Y’a quelques chose dans son attitude qui colle pas avec l’homme que j’ai habituellement en face de moi. Il me fait l’impression d’un jeune adolescent qui s’apprête à inviter une fille au bal de la promo, sauf qu’il a plus l’âge et que je sais pertinemment que ce n’est pas moi qui le met dans cet état et qui le rend mal à l’aise. Mais quoi alors ? Si moi j’ai une idée derrière la tête, celle de jouer avec ses nerfs juste le temps qu’il faut puis de l’exposer pour ce que j’ai appris, quelle est son plan à lui ? Pourquoi il est là, après des semaines sans venir sonner à ma porte ? Je fais souvent cet effet là aux hommes que dont je s'acoquine. Dans draps ils se donnent l’impression de jouer avec le feu, de jouer un jeu dangereux mais ils reviennent malgré tout à chaque fois, accro à l’adrénaline, sensible à ma façon de brûler la chandelle par les deux bouts, parce que je ne rougis de rien et ne m’offusque jamais. Parce que je n’ai pas peur des interdits et qu’à mes côtés il peuvent s’envoyer tout ce qu’ils veulent dans les veines et que je m’en fous.

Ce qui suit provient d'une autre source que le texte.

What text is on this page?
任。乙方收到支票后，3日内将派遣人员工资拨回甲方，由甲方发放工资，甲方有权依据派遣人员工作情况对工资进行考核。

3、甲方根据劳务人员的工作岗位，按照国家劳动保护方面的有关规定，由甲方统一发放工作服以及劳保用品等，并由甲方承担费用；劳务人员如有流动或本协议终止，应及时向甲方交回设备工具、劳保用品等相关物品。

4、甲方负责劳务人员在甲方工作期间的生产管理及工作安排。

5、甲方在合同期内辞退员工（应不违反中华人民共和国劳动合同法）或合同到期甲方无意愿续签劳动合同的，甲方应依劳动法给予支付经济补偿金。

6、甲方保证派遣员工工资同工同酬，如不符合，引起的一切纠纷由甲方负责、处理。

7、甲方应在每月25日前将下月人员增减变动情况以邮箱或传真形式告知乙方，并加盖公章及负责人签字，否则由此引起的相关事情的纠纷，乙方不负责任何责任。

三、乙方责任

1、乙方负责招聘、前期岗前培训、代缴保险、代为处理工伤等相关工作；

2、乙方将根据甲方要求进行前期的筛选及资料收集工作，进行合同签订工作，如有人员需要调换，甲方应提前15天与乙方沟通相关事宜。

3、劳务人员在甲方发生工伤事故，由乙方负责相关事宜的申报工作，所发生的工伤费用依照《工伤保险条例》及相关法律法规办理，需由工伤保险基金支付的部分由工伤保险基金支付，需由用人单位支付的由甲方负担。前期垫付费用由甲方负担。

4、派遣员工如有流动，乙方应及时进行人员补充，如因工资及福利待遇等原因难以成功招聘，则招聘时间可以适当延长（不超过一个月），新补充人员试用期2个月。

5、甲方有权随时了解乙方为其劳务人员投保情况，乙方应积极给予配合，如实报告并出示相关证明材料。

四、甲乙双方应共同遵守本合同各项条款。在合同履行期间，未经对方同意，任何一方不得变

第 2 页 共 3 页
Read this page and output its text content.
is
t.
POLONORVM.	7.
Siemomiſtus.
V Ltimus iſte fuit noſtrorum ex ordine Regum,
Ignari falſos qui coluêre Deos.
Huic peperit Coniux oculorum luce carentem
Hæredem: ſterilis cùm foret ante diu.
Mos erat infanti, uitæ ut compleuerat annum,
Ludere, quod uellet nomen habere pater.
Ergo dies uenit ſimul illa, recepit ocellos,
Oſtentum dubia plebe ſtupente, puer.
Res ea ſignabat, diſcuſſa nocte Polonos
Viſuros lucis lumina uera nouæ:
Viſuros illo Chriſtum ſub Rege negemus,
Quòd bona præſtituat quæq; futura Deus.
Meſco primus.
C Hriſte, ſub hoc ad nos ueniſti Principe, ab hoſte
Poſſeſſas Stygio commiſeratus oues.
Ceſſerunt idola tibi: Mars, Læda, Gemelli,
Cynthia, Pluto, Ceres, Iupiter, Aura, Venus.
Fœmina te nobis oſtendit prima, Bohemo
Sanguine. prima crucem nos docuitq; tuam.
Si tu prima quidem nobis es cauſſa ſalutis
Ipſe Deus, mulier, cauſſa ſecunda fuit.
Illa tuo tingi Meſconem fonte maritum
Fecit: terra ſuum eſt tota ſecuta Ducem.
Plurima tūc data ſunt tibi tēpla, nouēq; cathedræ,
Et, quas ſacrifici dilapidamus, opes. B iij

Je m’en fous parce qu’ils ne comptent pas. Lui comme les autres, ils n’ont pas la moindre importance à mes yeux et ne me servent qu’à tromper la solitude, à lui crier que je n’ai pas peur d’elle puisque je m’entoure en claquant des doigts ou en battant des cils, ma façon de tromper la réalité. Ils m’utilisent autant que moi je les utilise sans que cela ne semble réellement choquer personne, en fin de compte. Sauf que Loris, c’est différent depuis que je sais. Parce que je pensais savoir à quoi je lui servais, je pensais le savoir pour quoi il m’utilise mais maintenant que j’ai appris ce qu’il fait de sa vie, je m’interroge. Se vautre-t-il dans mes draps uniquement pour les interdits et pour la drogue, ou le fait-il pour autre chose ? Si je suis de celles qui volent trop près du soleil au risque de sentir leurs ailes fondre, coucher avec un agent des stups, c’est trop proche, même pour moi. « Les deux… » Je lève un sourcil avant de lui jeter un regard en arrière et d'esquisser un sourire. « T’es beau quand tu mens. » Parce que je ne manque à personne, pas plus que quiconque me manque, c’est ça la règle numéro un écrite en gros en gras et tout en haut du contrat qu’on a jamais signé.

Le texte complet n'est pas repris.